Die Veröffentlichung der Chemiker Professor Hansgeorg Schnöckel und Dr. Ralf Burgert zeigt, dass der Spin, also der Drehimpuls der Elektronen, die für die Bindung zwischen den Atomen verantwortlich sind, bei der Korrosion von Metallen entscheidend ist (Science, 319 (5862), 438). Als Modellsystem stellten die Wissenschaftler Nanopartikel aus wenigen Aluminiumatomen her. Für die Untersuchung dieser als Cluster bezeichneten Strukturen nutzten sie die Fourier-Transform-Massenspektrometrie, ein Verfahren, das bisher vor allem bei der Analyse von Proteinen eingesetzt wurde.

 

In Zusammenarbeit mit amerikanischen Wissenschaftlern aus Baltimore, Lake Charles und Richmond sowie Forschern an der Universität Konstanz konnten die Chemiker nachweisen, dass der Spin bestimmt, ob es zu einer spontanen Oxidation kommt oder nicht. Entscheidend ist, dass die Spins bei beiden Reaktionspartnern zueinander passen, denn nach den „Spin-Auswahlregeln“ sind nur bestimmte Kombinationen möglich.

 

„Eigentlich müsste um uns herum alles brennen, denn unsere Luft enthält 20 Prozent Sauerstoff“, erläutert Schnöckel, der am Centrum für Funktionelle Nanostrukturen des KIT arbeitet. „Zum Glück existiert Sauerstoff in unterschiedlichen quantenmechanischen Formen. Aufgrund der Elektronenzustände hat er als Triplett-Sauerstoff, also in seiner ‚Normalform’, die niedrigste Energie und magnetische Eigenschaften. Nur durch die Zufuhr von Energie, etwa durch UV-Strahlung in den oberen Schichten der Atmosphäre oder durch chemische Reaktionen im Labor, entsteht Singulett-Sauerstoff. Er ist nicht magnetisch und aufgrund seiner höheren Energie sehr instabil.“ Schnöckels Team konnte nachweisen, dass nur diese Form spontan, ohne Energiezufuhr, einen hoch stabilen Cluster aus 13 Aluminiumatomen (Al13) oxidiert. Hierfür fingen sie negativ geladene Al13-Cluster im Magnetfeld eines Massenspektrometers auf einer Kreisbahn ein. Durch elektrische Entladungen produzierten sie Singulett-Sauerstoff, der im Hochvakuum des Geräts über längere Zeit stabil ist. Da die Reaktionspartner nur in geringer Konzentration vorliegen, trifft ein Molekül nur etwa alle zehn Sekunden auf einen Aluminium-Cluster – genug Zeit, um den schnellen ersten Reaktionsschritt der Oxidation zu messen. Im gleichen Experiment reagierte ein Cluster mit 14 Aluminiumatomen, der selbst wie ein winziger Magnet wirkt, nicht mit Singulett-, sondern mit Triplett-Sauerstoff.

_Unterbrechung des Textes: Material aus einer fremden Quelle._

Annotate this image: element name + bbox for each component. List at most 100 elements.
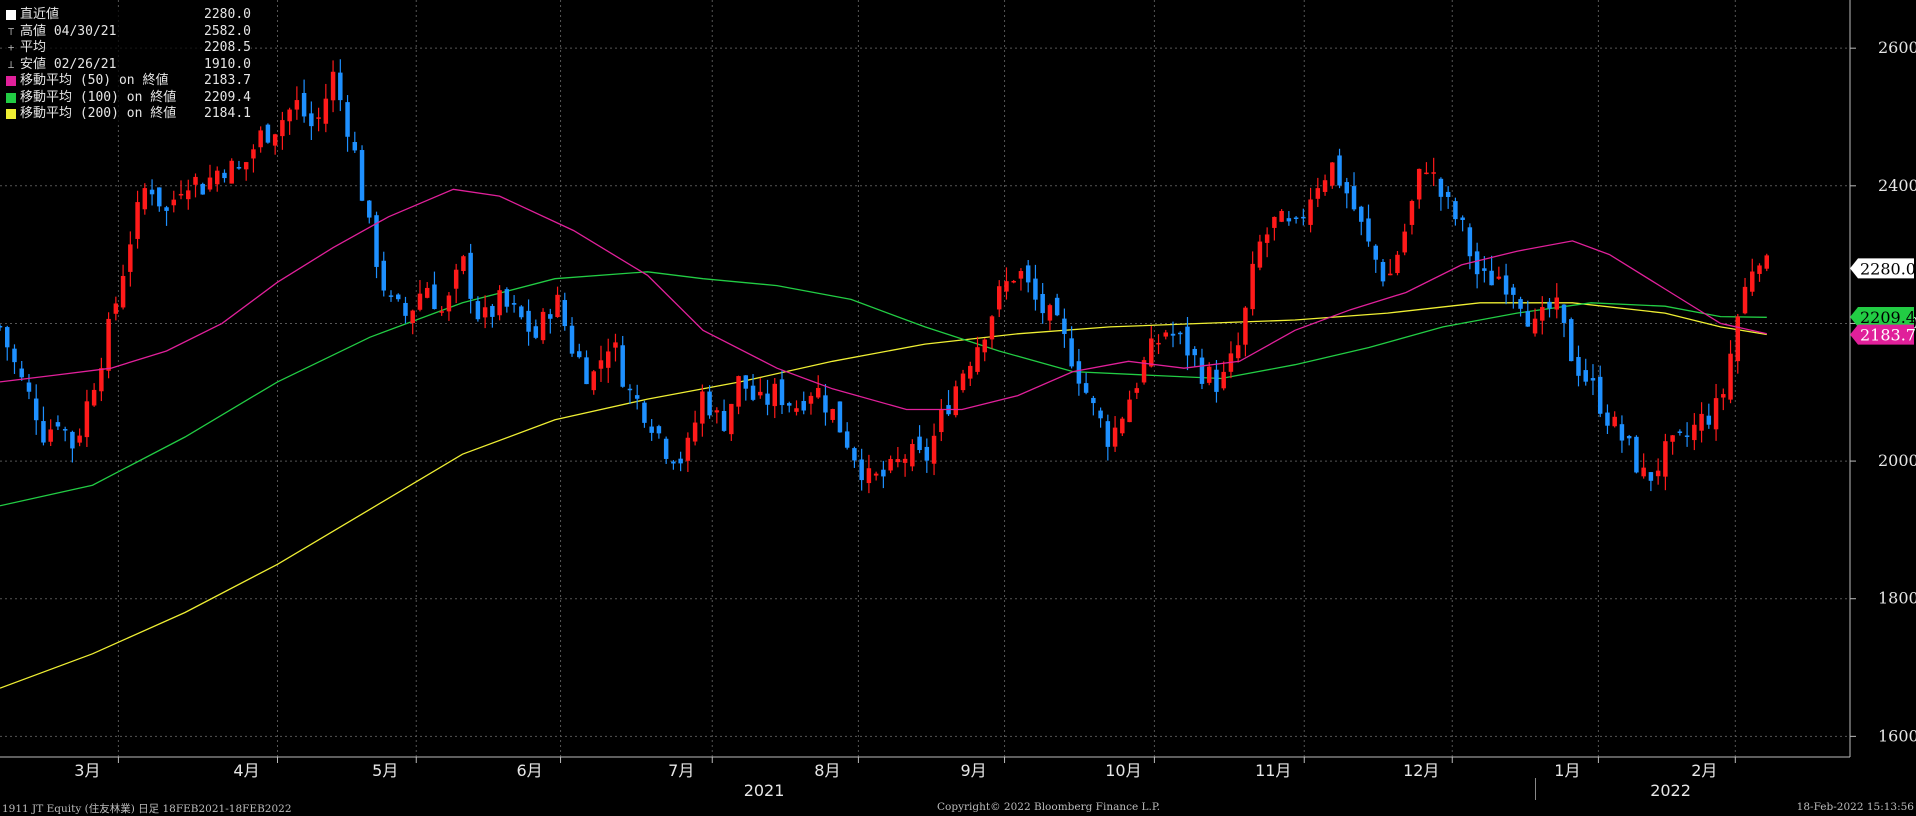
candle-body [1590, 378, 1596, 381]
candle-body [830, 409, 835, 420]
candle-body [540, 311, 546, 341]
candle-body [533, 326, 539, 338]
candle-body [1482, 268, 1487, 271]
candle-body [765, 393, 770, 405]
candle-body [1178, 332, 1183, 335]
candle-body [1583, 370, 1588, 382]
price-tag-label: 2209.4 [1860, 308, 1916, 327]
price-tag [1850, 306, 1914, 327]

Bisher hat das Team ausschließlich kleine Aluminium-Cluster untersucht. Ihre regelmäßige Struktur mache sie zu idealen Versuchsobjekten, so Schnöckel. „Vereinfacht gesagt verhalten sich Al13-Cluster wie Aluminium-Metall.“ Seine Untersuchungen und Methoden können aber auch auf andere Reaktionen mit Sauerstoff, wie sie etwa bei Verbrennungsvorgängen oder bei der Zersetzung von Kunststoffen auftreten, übertragen werden, um sie besser zu verstehen und kontrollieren zu können.

 

Literatur:

Spin Conservation Accounts for Aluminum Cluster Anion Reactivity Pattern with O2. R. Burgert et al., Science 319 (5862), 438-442 (2008).

 

 AL13-Cluster

 

 

A negatively charged Al13 cluster with its stable electron structure does only slowly react with an oxygen molecule in the triplet state (red). Due to the rotation direction of its electrons (spin), the molecule behaves like a small magnet and shows restricted reactivity.

 Al13  

 

 

The electron spin of the non-magnetic singlet oxygen molecule (red) allows for rapid bonding to the negatively charged Al13 ion. In an intermediate step, the cluster is deformed. In the end of the oxidation reaction, it decomposes into two molecules of aluminum oxide and an unstable Al9 ion.